You are viewing a plain text version of this content. The canonical link for it is here.
Posted to dev@mahout.apache.org by Andrew Palumbo <ap...@outlook.com> on 2015/04/08 19:21:09 UTC

mahout 0.10.0 example scripts

I ran through all the large example scripts using all options: 
cluster-reuters.sh, classify-20newsgroups.sh, classify-wikipedia.sh and 
cluster-synthetic.sh,   /examples/bin/run-rf.sh 1000 in  both 
MAHOUT_LOCAL=true and MAHOUT_LOCAL unset (cluster) modes.

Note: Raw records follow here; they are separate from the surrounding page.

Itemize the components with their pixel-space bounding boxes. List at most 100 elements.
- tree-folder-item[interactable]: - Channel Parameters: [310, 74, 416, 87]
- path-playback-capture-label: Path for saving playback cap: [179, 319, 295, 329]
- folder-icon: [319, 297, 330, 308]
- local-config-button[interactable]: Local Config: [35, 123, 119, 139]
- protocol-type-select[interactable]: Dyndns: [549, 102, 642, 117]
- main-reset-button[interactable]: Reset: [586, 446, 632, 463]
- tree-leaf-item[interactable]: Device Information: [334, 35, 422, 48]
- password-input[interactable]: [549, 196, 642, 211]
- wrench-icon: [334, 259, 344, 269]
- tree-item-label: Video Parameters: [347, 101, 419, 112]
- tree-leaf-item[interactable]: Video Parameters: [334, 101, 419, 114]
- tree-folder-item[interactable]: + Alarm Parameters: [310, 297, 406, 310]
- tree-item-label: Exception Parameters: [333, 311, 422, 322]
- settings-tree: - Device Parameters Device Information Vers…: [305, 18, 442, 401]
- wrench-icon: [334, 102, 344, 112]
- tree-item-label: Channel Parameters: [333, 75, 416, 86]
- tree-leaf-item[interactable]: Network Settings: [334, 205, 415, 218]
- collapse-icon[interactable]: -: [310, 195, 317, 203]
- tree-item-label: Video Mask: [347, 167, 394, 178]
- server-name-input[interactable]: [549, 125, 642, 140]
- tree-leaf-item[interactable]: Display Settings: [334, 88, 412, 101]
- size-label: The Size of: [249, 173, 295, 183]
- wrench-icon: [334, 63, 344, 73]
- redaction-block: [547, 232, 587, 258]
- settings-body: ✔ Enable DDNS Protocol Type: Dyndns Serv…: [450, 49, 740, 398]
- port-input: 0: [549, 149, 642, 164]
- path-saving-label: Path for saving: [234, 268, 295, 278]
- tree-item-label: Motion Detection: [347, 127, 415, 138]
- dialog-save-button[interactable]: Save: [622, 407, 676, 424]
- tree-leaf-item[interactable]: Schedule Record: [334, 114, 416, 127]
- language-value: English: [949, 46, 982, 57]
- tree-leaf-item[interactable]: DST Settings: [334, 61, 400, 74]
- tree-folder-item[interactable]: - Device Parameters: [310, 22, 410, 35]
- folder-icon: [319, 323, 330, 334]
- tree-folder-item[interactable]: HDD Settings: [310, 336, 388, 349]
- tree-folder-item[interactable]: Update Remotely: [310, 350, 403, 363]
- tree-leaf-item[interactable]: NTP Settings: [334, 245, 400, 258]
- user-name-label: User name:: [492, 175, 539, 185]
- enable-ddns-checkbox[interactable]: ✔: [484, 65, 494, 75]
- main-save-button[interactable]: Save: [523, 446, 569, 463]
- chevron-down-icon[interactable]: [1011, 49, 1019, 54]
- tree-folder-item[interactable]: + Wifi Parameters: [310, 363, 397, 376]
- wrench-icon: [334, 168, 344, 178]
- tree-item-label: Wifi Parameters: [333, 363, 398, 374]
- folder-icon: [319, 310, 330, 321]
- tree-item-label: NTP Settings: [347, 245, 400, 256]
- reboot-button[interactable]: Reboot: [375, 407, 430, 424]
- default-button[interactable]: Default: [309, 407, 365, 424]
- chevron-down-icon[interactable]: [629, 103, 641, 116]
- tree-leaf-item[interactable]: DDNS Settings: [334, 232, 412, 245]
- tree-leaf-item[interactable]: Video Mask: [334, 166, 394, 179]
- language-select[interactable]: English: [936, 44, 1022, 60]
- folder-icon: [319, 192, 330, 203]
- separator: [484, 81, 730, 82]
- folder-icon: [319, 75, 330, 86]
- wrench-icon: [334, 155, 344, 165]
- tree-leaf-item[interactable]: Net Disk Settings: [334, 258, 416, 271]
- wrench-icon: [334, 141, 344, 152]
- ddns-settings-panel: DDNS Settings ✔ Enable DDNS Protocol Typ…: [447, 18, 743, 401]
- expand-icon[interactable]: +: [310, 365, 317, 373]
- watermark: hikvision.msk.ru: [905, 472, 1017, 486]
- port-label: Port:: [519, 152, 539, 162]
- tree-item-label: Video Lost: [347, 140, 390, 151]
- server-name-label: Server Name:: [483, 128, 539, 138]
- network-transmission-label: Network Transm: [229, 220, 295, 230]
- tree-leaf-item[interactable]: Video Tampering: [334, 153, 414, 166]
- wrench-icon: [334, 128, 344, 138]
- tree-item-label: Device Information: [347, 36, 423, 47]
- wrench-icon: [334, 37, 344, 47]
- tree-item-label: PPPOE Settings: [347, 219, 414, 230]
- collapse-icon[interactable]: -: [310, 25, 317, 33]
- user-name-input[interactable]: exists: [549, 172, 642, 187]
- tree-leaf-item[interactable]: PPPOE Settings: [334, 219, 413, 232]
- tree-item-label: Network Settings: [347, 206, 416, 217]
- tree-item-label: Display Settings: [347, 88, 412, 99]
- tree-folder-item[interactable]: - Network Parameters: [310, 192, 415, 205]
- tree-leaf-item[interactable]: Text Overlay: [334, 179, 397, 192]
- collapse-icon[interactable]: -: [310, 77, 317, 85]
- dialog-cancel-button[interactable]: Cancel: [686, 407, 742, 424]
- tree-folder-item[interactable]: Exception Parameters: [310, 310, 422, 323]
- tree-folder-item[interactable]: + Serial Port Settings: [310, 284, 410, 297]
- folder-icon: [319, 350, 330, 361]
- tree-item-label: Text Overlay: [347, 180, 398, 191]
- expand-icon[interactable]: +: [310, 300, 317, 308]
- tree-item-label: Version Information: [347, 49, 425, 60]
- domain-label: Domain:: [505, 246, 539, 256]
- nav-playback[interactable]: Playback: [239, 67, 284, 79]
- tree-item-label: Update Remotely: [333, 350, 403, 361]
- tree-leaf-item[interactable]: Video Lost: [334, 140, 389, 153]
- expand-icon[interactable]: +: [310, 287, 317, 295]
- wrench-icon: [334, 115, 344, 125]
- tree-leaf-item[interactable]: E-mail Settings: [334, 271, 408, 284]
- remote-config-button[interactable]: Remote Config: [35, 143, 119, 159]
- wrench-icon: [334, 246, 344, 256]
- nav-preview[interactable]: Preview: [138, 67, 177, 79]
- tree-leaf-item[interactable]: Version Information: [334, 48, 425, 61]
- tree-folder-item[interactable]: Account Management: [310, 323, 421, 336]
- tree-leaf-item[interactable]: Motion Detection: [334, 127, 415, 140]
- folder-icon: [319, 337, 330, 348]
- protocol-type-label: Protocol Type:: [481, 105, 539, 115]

Also ran factorize-movielens-1M.sh (uses MAHOUT_LOCAL=true only) and 
spark-document-classifier.mscala (mahout-shell script)

Setup:
Hadoop 2.4.1 pseudo-cluster using default config from hadoop 
configuration page.
Spark-1.1.1-bin-hadoop2.4 binarys downloaded pre-compiled.
$MASTER env variable set pointng to spark master URL.


Current status is:

MAHOUT_LOCAL unset:
   cluster-reuters -> (2) needs more yarn heap memory (noted in script)
   classify-wikipedia -> (1) needs more yarn heap memory (noted in script)

MAHOUT_LOCAL=true:
   cluster-reuters -> (1) fails due to local vs cluster script issues - 
added to script: (runs from this example script in cluster mode only)
   classify-20Newsgroups -> (3),(4) exit gracefully with a message that 
'MAHOUT_LOCAL=true' can not be set. Similarly if $MASTER is not set.

If anyone has any problems running cluster-reuters.sh (this happens 
sometimes eg. if the download doesn't complete), you should just need to 
delete your /tmp/mahout-work-$user directory and run again.